Often it’s not particularly dignified or newsworthy, but it’s always there. Fathers and sons, mothers and daughters, husbands and wives, boyfriends, girlfriends, old friends.
When the planes hit the twin towers, as far as I know, none of the phone calls from people on board were messages of hate or revenge, they were all messages of love. If you look for it, I’ve got a sneaky feeling you’ll find that love actually is all around.”
So let’s take a pause there for a moment and look at the story threads woven for us in Love Actually. Now Anne mentioned them at the opening and I think we align on almost all of them. There are approximately 15 arcs in this story, give or take depending on how you slice it. Some are more substantial in nature, but even the thin ones still give me a reason to choose the genres I did.
Six Status arc (all Sentimental, as far as I can tell)
- Sam, kid drummer = Status-Sentimental
- Jamie, the writer = Status-Sentimental
- Aurelia, his housekeeper = Status-Sentimental
- Natalie, assistant to the Prime Minister = Status-Sentimental
- Colin, the goofy sex maniac = Status-Sentimental
- John / Judy, the nude stand-ins = Status-Sentimental
Six Worldview arcs (Four Maturation, One Revelation, One Disillusionment)
- Rockstar Billy Mack = Worldview-Maturation
- Prime Minister David = Worldview-Maturation
- Widower Daniel = Worldview-Maturation
- Colin’s friend Tony = Worldview-Maturation
- Newlywed Juliet = Worldview-Revelation
- Housewife Karen = Worldview-Disillusionment
Two Morality arcs (both testing, one triumph, one surrender)
- Mark, secretly in love with Juliet = Morality-Testing-Triumph
- Harry, the unfaithful husband = Morality-Testing-Surrender
And one conundrum, at least for me.
- Sarah, caretaker to her brother = I see Status-Pathetic or Worldview-Education possibly? Anne sees Morality-Testing-Surrender. More on this in a moment.
I think the threads that end obviously positive are pretty clear as far as how they contribute the the overall, so let’s look at the ones that are less clear.
The Thread: Juliet, Peter, & Mark
As we’ve mentioned, Mark is best friends with Peter, who is marrying Juliet. Mark is always cold to Juliet, making her (and Peter) believe that Mark actually dislikes her. But he is actually secretly in love with her and avoids showing any kindness/affection/attraction for her as a form of self-preservation.
To me, Juliet’s arc is akin to a Worldview-Revelation arc. She is missing key factual information about herself–that Mark is in love with her. When she finally learns the truth, she can then decide how to apply that knowledge, by acting with wisdom or foolishness.
Mark’s arc appears to be a Morality-Testing plot, and I believe he triumphs over it. In the beginning, he is living a lie, one that he claims is self-preservation (which happens to be a life value on the morality spectrum). At first, he is found out by mistake when Juliet comes by to look at the wedding video, at which point he retreats. But in the end, he comes to the door and tells the truth (relatively), but has at least stopped withholding himself. He owns his truth and then embraces closure.
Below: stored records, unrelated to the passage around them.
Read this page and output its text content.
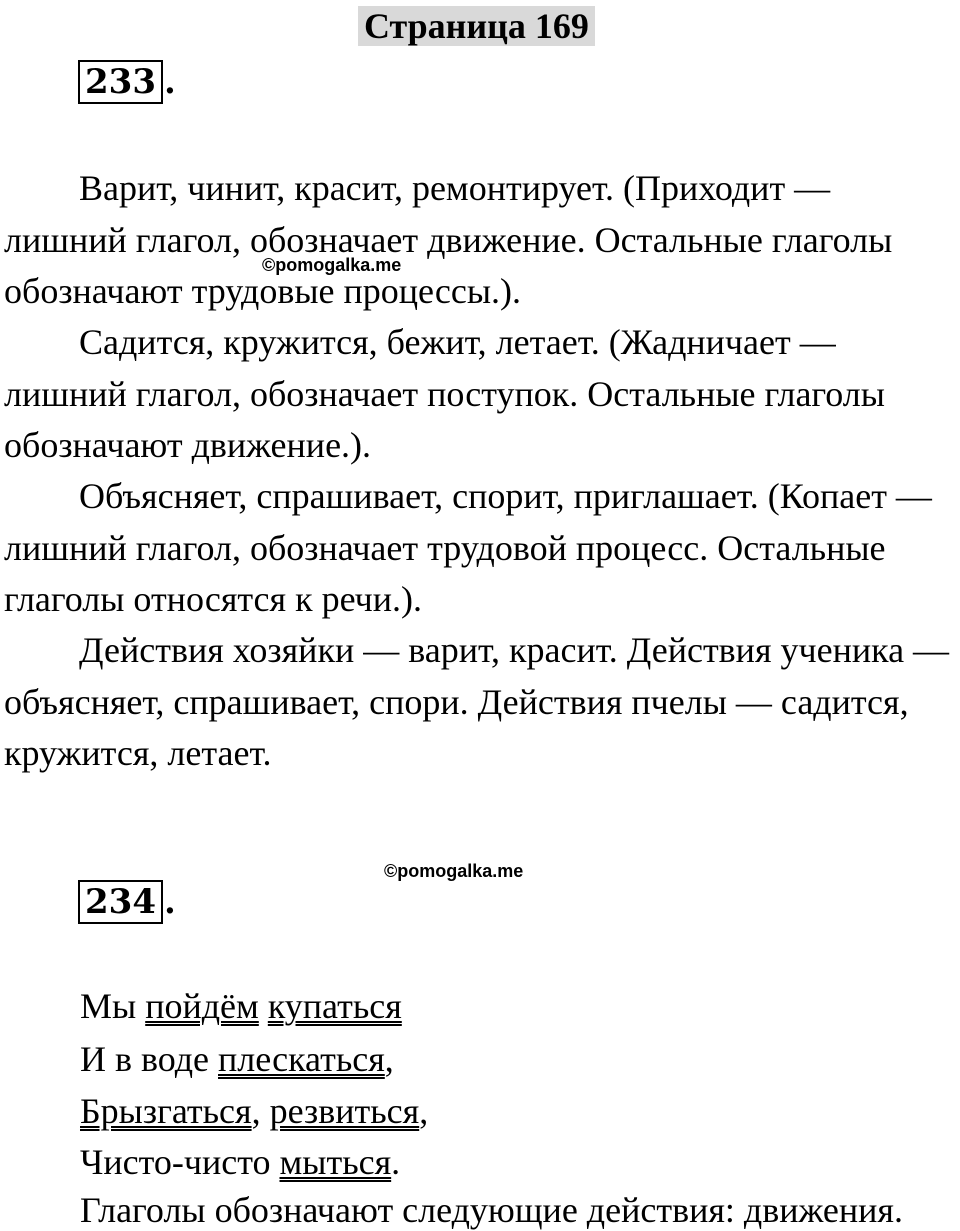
Страница 169
233 .

Варит, чинит, красит, ремонтирует. (Приходит — лишний глагол, обозначает движение. Остальные глаголы обозначают трудовые процессы.).

Садится, кружится, бежит, летает. (Жадничает — лишний глагол, обозначает поступок. Остальные глаголы обозначают движение.).

Объясняет, спрашивает, спорит, приглашает. (Копает — лишний глагол, обозначает трудовой процесс. Остальные глаголы относятся к речи.).

Действия хозяйки — варит, красит. Действия ученика — объясняет, спрашивает, спори. Действия пчелы — садится, кружится, летает.

©pomogalka.me
©pomogalka.me
234 .
Мы пойдём купаться
И в воде плескаться,
Брызгаться, резвиться,
Чисто-чисто мыться.
Глаголы обозначают следующие действия: движения.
When Mark show up at her door seeking closure, Juliet acts with kindness and compassion. She chooses not to tell her husband (which may or may not be foolish depending on which story we’re in) but in this case her actions seem to portray that marriage and friendship are worth preserving above all else.
The Thread: Karen, Harry, & Mia
Both of these arcs seem fairly clear to me:
Husband to Karen Harry is In the opening, he actively encourages Sarah to tell Karl the truth, acting as a kind of mentor. Mia takes an unprofessional interest in him, acting as a sort of temptress, one that he entertains rather than shutting down. He loses his strength of will and/or his moral code, as represented by giving Mia the necklace and Karen the CD. Who is to say how far it would have went had he not been caught. Certainly he is apologetic and aware of how much of an idiot he’s been, and how much he’s hurt his wife, but that won’t undo the damage.
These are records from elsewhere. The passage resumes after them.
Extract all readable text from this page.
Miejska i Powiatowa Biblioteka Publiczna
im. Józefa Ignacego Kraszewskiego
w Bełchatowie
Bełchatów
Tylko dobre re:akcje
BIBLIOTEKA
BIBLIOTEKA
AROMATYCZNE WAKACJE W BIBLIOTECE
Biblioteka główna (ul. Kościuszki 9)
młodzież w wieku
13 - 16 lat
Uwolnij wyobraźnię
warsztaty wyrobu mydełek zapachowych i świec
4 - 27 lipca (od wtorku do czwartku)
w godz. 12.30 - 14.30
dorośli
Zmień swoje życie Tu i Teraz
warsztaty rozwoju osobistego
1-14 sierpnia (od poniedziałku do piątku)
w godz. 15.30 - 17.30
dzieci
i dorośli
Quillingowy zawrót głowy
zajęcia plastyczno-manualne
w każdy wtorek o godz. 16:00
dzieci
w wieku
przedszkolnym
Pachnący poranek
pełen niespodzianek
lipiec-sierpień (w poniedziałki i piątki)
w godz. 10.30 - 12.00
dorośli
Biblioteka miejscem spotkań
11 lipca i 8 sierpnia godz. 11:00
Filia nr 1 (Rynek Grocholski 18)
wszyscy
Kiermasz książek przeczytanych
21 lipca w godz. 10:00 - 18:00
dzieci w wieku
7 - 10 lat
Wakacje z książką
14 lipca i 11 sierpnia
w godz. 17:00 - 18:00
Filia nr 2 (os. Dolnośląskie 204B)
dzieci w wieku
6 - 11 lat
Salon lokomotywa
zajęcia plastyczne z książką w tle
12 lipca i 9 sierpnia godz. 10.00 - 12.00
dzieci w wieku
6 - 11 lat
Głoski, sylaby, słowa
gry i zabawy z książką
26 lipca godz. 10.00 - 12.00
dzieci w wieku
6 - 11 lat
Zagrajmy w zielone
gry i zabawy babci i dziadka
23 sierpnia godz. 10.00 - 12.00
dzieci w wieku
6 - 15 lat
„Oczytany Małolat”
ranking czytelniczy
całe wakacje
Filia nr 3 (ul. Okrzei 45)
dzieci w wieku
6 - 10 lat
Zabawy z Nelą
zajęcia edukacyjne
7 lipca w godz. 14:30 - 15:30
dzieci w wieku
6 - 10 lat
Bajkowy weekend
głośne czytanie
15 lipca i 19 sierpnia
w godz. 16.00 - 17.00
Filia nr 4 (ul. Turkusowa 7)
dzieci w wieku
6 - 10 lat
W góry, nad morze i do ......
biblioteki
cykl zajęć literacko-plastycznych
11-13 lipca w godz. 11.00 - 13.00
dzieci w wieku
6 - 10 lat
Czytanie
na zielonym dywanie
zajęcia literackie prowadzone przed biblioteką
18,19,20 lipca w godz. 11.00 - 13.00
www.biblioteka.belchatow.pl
Karen begins the story giving widower Daniel harsh but wise advice about love and dating, she’s funny, seems wise in life and love. Her interactions with her husband and children are sincere, but not naive to the ways of the world. She notices the way Mia is being toward her husband at the party and warns him to “be careful there”. Later, she finds the necklace in Harry’s pocket and falsely believes it is for her. If think of this in terms of her worldview, it’s as though she went from blind/justified belief to doubt to justified belief…Then when she opens her present and it’s a CD, she realizes the necklace was for someone else. This is the moment of disillusionment. What was meaningful has lost all meaning.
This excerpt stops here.